3 Eating Habits That Are Making You Cranky


(1)    YOU DON’T HAVE A REGULAR MEAL SCHEDULE

One of the key factors that influences how settled your moods tend to be on a daily basis, is the fluctuation of your blood sugar levels throughout the day.

Our bodies all have a blood sugar range that is considered normal and that they work hard to maintain. Keeping blood sugar within this range is important for a number of aspects of our well-being, including maintaining stable moods.

There are a few different factors that affect your blood sugar level, but one of the main ones is your meal schedule. If this schedule is more-or-less fixed and contains an adequate number of meals each day, your blood sugar is more likely to remain stable, as are your moods.

On the other hand, if you do not eat regularly and tend to skip meals or eat them at very different times each day, your body will struggle to maintain your blood sugar within the normal range, leading to irritability, low energy and sugar cravings.
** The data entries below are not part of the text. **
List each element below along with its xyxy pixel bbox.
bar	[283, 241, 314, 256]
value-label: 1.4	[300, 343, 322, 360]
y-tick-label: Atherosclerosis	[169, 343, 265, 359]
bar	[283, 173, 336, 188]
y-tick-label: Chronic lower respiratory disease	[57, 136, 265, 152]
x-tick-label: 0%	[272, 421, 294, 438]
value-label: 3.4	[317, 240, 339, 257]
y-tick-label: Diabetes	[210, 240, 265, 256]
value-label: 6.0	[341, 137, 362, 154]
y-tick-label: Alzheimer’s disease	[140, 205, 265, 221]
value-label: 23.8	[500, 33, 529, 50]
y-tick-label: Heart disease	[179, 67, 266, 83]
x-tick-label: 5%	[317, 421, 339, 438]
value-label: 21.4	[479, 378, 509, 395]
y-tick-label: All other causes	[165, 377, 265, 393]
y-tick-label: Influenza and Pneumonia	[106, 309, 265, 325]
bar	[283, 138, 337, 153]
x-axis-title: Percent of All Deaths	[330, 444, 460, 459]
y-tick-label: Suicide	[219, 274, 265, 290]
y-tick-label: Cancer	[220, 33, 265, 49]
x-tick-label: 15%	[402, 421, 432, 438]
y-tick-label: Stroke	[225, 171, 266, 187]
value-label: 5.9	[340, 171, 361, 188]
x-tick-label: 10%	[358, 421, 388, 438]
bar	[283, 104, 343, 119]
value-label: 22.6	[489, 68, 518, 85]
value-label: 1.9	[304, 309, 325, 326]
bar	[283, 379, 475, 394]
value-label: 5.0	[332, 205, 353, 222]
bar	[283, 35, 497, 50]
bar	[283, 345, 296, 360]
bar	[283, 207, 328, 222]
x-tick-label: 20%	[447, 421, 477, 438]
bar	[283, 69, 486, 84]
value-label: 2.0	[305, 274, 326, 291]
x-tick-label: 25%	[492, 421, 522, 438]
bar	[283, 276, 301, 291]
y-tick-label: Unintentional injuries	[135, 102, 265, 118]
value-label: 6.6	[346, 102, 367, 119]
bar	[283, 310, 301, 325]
(2)    you barely drink any water during the day

About 60% of an adult’s weight is fluid and that percentage is even higher when it comes to our brain – a whooping 73%!

When we are dehydrated, this level of fluid in our brain falls and as a result, our brain temporarily shrinks. This can cause a headache and also negatively affect our concentration and moods, making us less able to focus - and making us crankier.

Dehydration can also cause a drop in the blood pressure, which decreases the blood flow to the brain, causing sleepiness and fatigue.

Fortunately, after we re-hydrate, these effects are reversed, and the brain is returned to its normal shape, improving our focus, energy and lifting our moods.

(3)    YOU EAT VERY LITTLE SEAFOOD, NUTS AND SEEDS

Fish and other seafood - as well as to a lesser extent nuts and seeds - contain Omega 3, a fatty acid which is important for optimal functioning of our brain and supporting good moods.

A number of research studies have linked low levels of Omega 3 to a greater likelihood of mood disorders, including depression, and have also shown that supplementation with Omega 3 may help to alleviate their symptoms.

If you do not eat fish or seafood, and also avoid nuts and seeds, you may be able to get enough Omega 3 from fortified foods (these most often includes certain eggs, milk, yogurt and juices), or alternatively your doctor or a qualified nutritionist can advise you on the right kind of supplements that will help you ensure that your body gets all the Omega 3 it needs.